Small towns to me, being from a very small town already, would be generally from 5-25,000 people.

Many firms in towns of that size are general practices, touching on many areas (family, wills, real estate, etc). 

Any idea on salary with that in mind? I appreciate the advice. It is very difficult to find good information about articling in small towns. 

I am in a town most would consider small/rural but you would probably consider mid-sized.

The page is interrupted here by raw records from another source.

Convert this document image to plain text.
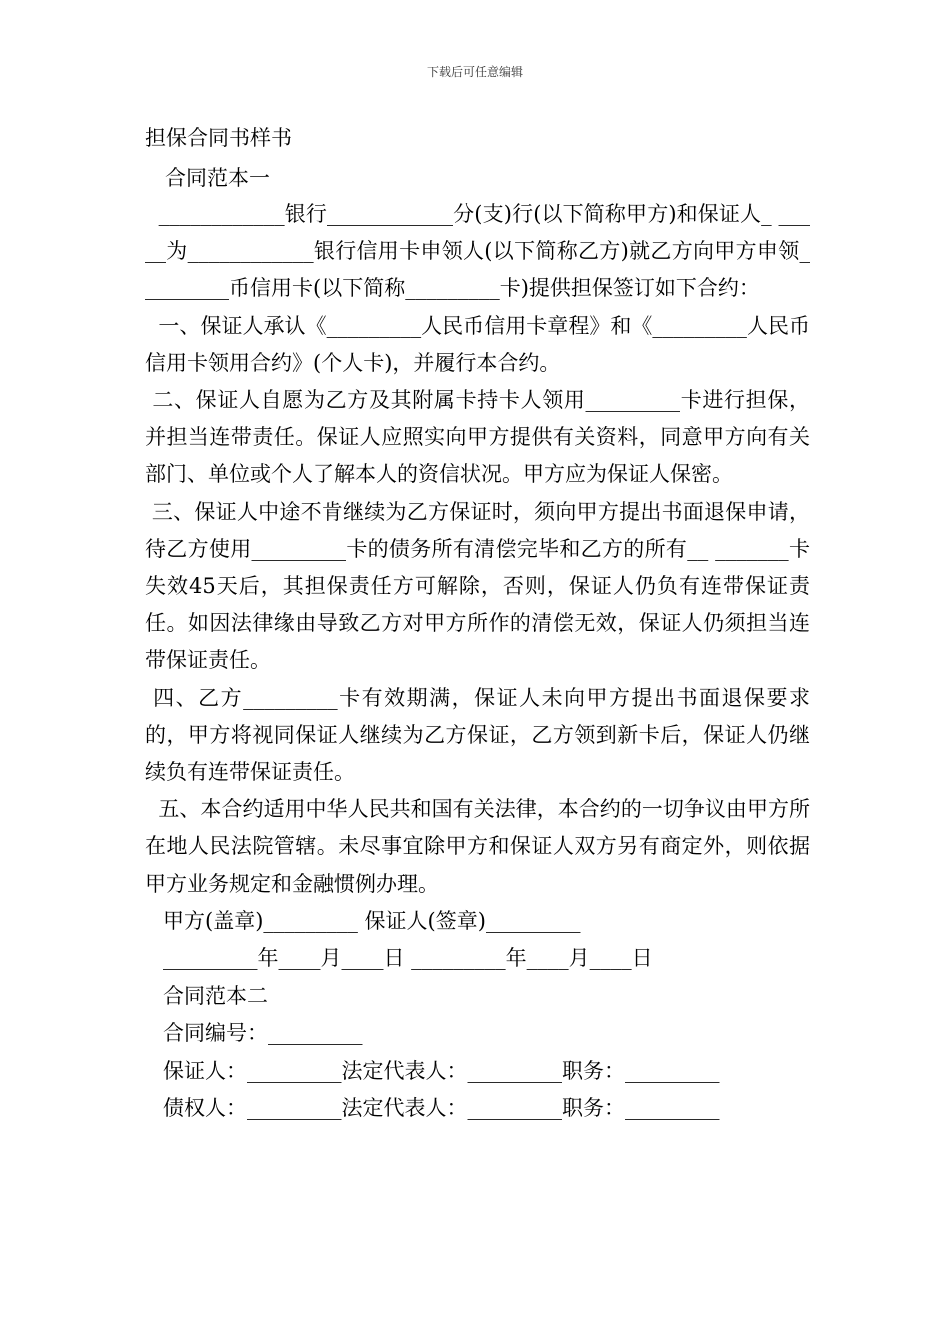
下载后可任意编辑

担保合同书样书

合同范本一

____________银行____________分(支)行(以下简称甲方)和保证人_ _____为____________银行信用卡申领人(以下简称乙方)就乙方向甲方申领_________币信用卡(以下简称_________卡)提供担保签订如下合约：

一、保证人承认《_________人民币信用卡章程》和《_________人民币信用卡领用合约》(个人卡)，并履行本合约。

二、保证人自愿为乙方及其附属卡持卡人领用_________卡进行担保，并担当连带责任。保证人应照实向甲方提供有关资料，同意甲方向有关部门、单位或个人了解本人的资信状况。甲方应为保证人保密。

三、保证人中途不肯继续为乙方保证时，须向甲方提出书面退保申请，待乙方使用_________卡的债务所有清偿完毕和乙方的所有__ _______卡失效45天后，其担保责任方可解除，否则，保证人仍负有连带保证责任。如因法律缘由导致乙方对甲方所作的清偿无效，保证人仍须担当连带保证责任。

四、乙方_________卡有效期满，保证人未向甲方提出书面退保要求的，甲方将视同保证人继续为乙方保证，乙方领到新卡后，保证人仍继续负有连带保证责任。

五、本合约适用中华人民共和国有关法律，本合约的一切争议由甲方所在地人民法院管辖。未尽事宜除甲方和保证人双方另有商定外，则依据甲方业务规定和金融惯例办理。

甲方(盖章)_________ 保证人(签章)_________

_________年____月____日 _________年____月____日

合同范本二

合同编号：_________

保证人：_________法定代表人：_________职务：_________

债权人：_________法定代表人：_________职务：_________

There are almost no articling students. Generally, firms/lawyers just don't seem to have the excess money for them or they don't see them as providing value. I think at any given time the community legal clinic in my town probably has close to the same amount of articling students as the rest of the town combined, and the clinic tends to have 2 students. 

There are exceptions. Small town firms can still have big dreams, and certain firms looking to grow might have something that looks like an articling program. Or, similarly, a larger firm might have a satellite office in a small town and an articling student who splits time between that location and their main office. A lawyer looking to expand or have more time off or time to do other types of work might hire an articling student to be their future junior associate. Lawyers looking to retire in ~5 years sometimes hire articling students with the idea of educating a successor. Some lawyers hire articling students as cheap labour. If you can make $50,000 for articles in a small town you're probably comfortably above average ($50,000 as a first year call might be close enough to average). I would think that a good chunk of the articling jobs are closer to minimum wage.